The TurBo is good at collecting raw data from the thermal scan, but now he needs customized algorithms to analyze and organize what he’s picked up, algorithms that do not come installed on the TurBo.
He taps the screen and sprays the unscrubbed data to his slate for further analysis.
But where is the slate?
Sleep is still hanging heavy on his eyes, and his frantic search for the slate takes a full minute as a terror-induced sweat drenches his T-shirt. Just when he’s sure that he accidently left it outside his office during one of his excursions and that someone will pick it up and link all the data to him, he finds it under a large plastic carton of Chinese take-out.

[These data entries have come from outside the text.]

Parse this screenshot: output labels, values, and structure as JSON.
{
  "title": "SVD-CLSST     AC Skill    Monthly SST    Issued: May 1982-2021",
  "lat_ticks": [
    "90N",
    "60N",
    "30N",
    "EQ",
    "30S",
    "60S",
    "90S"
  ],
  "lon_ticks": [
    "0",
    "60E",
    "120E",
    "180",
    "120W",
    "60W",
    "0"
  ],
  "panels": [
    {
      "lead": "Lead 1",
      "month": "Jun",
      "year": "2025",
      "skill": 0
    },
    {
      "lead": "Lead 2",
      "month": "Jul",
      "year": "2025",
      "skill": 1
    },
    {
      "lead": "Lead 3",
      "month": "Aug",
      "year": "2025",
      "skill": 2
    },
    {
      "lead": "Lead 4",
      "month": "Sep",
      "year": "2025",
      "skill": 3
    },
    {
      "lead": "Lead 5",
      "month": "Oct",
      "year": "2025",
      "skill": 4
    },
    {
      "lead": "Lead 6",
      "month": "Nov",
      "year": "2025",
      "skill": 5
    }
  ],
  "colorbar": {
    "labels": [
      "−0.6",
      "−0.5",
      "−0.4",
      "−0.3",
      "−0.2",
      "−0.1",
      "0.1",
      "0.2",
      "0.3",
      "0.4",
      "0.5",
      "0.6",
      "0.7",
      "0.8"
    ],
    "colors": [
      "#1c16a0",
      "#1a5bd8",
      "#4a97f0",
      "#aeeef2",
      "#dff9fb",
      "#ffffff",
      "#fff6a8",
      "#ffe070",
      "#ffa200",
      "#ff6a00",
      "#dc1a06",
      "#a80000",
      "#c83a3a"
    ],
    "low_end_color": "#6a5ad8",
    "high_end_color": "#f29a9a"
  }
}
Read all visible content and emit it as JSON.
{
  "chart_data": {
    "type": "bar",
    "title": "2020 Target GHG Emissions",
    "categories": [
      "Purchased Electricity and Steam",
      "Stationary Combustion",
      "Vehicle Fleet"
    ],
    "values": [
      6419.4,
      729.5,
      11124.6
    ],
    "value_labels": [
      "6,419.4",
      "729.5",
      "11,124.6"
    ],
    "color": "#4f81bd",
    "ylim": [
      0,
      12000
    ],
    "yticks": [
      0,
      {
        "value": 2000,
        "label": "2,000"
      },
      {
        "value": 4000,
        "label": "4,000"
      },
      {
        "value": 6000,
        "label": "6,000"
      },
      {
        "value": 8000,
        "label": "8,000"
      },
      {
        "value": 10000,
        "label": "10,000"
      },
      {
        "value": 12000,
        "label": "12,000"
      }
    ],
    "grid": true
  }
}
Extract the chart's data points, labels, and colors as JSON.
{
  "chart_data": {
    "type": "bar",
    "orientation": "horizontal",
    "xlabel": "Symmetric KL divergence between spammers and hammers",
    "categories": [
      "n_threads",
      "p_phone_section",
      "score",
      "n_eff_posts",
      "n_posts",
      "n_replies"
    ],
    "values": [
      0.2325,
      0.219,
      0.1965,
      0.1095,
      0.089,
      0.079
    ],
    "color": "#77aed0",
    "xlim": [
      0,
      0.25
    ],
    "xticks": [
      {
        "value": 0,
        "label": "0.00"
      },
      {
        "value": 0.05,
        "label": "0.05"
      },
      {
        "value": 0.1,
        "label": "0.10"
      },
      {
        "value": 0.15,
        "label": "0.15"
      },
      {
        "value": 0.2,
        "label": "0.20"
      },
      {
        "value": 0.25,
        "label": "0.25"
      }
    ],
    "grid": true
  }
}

The data analysis is a slow process, but by late afternoon he has a fairly complete picture of the 175th floor across the street.
And it looks like he hit the jackpot.
He leans back and studies the final product on the slate’s bluescreen, a diagram of the floor with a line drawn neatly down the middle at the point where the elevators open, dividing it into two equal sections, an east wing and a west wing. The west wing is filled with work stations arranged in a circle around a central meeting room in typical retro-corporate style. Based on heat signatures, it’s got an unusual concentration of bluescreens and electronic equipment, more indicative of a research lab than a business office.